Peo in Interest of JAM
This text of Peo in Interest of JAM (Peo in Interest of JAM) is published on Counsel Stack Legal Research, covering Colorado Court of Appeals primary law. Counsel Stack provides free access to over 12 million legal documents including statutes, case law, regulations, and constitutions.
Opinion
25CA1186 Peo in Interest of JAM 07-02-2026
COLORADO COURT OF APPEALS
Court of Appeals No. 25CA1186 Arapahoe County District Court No. 24JV30031 Honorable Bonnie McLean, Judge
The People of the State of Colorado,
Appellee,
In the Interest of J.A.M. and L.R.L.S-J., Children,
and Concerning R.L.G.,
Appellant,
and
S.E.M. and R.S-J.,
Appellees.
JUDGMENTS VACATED AND CASE REMANDED WITH DIRECTIONS
Division A Fox, Pawar, and Meirink, JJ. PER CURIAM
NOT PUBLISHED PURSUANT TO C.A.R. 35(e) Announced July 2, 2026
John Christofferson, Interim County Attorney, Sylvia Geiger, Assistant County Attorney, Aurora, Colorado, for Appellee the People of the State of Colorado
Sheena Knight, Guardian Ad Litem for J.A.M.

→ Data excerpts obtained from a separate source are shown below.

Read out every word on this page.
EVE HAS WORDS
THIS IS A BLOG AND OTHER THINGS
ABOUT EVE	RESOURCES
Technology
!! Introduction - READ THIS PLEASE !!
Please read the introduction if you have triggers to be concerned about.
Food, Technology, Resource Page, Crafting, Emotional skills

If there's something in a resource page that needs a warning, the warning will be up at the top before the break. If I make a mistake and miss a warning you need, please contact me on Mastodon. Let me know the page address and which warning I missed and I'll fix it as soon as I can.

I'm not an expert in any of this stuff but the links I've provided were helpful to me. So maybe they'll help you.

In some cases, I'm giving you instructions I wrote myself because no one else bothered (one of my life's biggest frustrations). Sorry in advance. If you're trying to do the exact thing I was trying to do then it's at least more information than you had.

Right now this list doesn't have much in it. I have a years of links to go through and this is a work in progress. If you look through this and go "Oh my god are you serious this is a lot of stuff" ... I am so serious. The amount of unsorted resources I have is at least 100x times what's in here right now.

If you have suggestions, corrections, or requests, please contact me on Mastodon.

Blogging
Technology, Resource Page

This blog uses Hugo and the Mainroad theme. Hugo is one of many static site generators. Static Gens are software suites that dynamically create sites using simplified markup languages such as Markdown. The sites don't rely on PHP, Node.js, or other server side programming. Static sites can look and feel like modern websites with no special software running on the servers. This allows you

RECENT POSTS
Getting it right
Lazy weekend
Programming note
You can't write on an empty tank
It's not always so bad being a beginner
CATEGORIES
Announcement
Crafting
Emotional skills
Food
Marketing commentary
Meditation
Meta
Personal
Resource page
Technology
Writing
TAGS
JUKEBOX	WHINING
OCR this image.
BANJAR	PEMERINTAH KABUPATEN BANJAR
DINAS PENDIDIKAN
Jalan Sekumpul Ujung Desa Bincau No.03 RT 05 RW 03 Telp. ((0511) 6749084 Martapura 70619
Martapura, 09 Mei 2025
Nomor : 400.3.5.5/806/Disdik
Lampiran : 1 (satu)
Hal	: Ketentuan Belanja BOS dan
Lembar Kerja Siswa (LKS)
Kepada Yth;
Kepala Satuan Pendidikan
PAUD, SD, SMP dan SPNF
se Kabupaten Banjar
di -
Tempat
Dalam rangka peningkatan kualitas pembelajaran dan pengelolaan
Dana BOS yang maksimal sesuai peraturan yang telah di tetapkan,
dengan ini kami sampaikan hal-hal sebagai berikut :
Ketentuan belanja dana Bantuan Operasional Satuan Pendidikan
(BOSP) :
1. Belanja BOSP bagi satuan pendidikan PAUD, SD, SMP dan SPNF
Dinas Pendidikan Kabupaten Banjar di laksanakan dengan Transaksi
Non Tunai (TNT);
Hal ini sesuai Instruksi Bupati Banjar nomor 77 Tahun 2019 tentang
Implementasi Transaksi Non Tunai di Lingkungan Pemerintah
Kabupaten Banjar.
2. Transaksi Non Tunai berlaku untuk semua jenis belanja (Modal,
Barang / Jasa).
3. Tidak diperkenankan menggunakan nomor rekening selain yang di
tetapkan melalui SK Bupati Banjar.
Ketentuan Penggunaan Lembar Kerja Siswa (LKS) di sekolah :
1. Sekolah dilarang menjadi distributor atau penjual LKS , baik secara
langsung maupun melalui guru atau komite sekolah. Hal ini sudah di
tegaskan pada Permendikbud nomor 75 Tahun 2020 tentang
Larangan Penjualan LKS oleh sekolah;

Sheena Knight, Counsel for Youth, Brighton, Colorado, for L.R.L.S-J. The Morgan Law Office, Kristofr P. Morgan, Colorado Springs, Colorado, for Appellant
S.E.M., Pro Se
Hillary Lipton, Denver, Colorado, for Appellee R.S-J. ¶1 R.L.G. (mother) appeals the judgments allocating parental
responsibilities for J.A.M. and L.R.L.S-J. (the children) to their
respective fathers, S.E.M. and R.S-J. Specifically, she asserts that
the juvenile court violated her due process rights when it denied her
an opportunity to be heard.
¶2 Following the filing of mother’s opening brief, the parties filed
a “Stipulation for Reversal and Remand.” In the stipulation, the
parties agreed that the juvenile court entered the allocation of
parental responsibilities (APR) judgments over mother’s objection to
the proposed stipulated APR and without a requested evidentiary
hearing.
¶3 Our review of the record aligns with the parties’ factual
assertions in the stipulation. Indeed, at a virtual hearing, after
mother’s counsel read the terms of the stipulated APR into the
record, mother objected, saying, that was “not what I agreed to.”
Mother then twice told the court that she wanted to “go to court.”
The court told mother to “stop interrupting.” Two weeks later, the
court entered written APR judgments without holding an
evidentiary hearing.
1 ¶4 This exchange between the juvenile court and mother reveals
that mother was not given a meaningful opportunity to be heard, as
due process requires. People in Interest of R.J.B., 2021 COA 4, ¶ 26
(we review de novo whether a party was afforded sufficient
procedural due process); In re Marriage of Hatton, 160 P.3d 326,
329 (Colo. App. 2007) (due process requires a party to be provided a
meaningful opportunity to be heard). The essence of due process is
fundamental fairness. Van Sickle v. Boyes, 797 P.2d 1267, 1273
(Colo. 1990).
¶5 Accordingly, we vacate the APR judgments and remand the
case to the juvenile court to schedule new APR proceedings and to
give mother a meaningful opportunity to be heard at those
proceedings. See In re C.L.S., 252 P.3d 556, 559 (Colo. App. 2011)
(a judgment entered in violation of due process is void).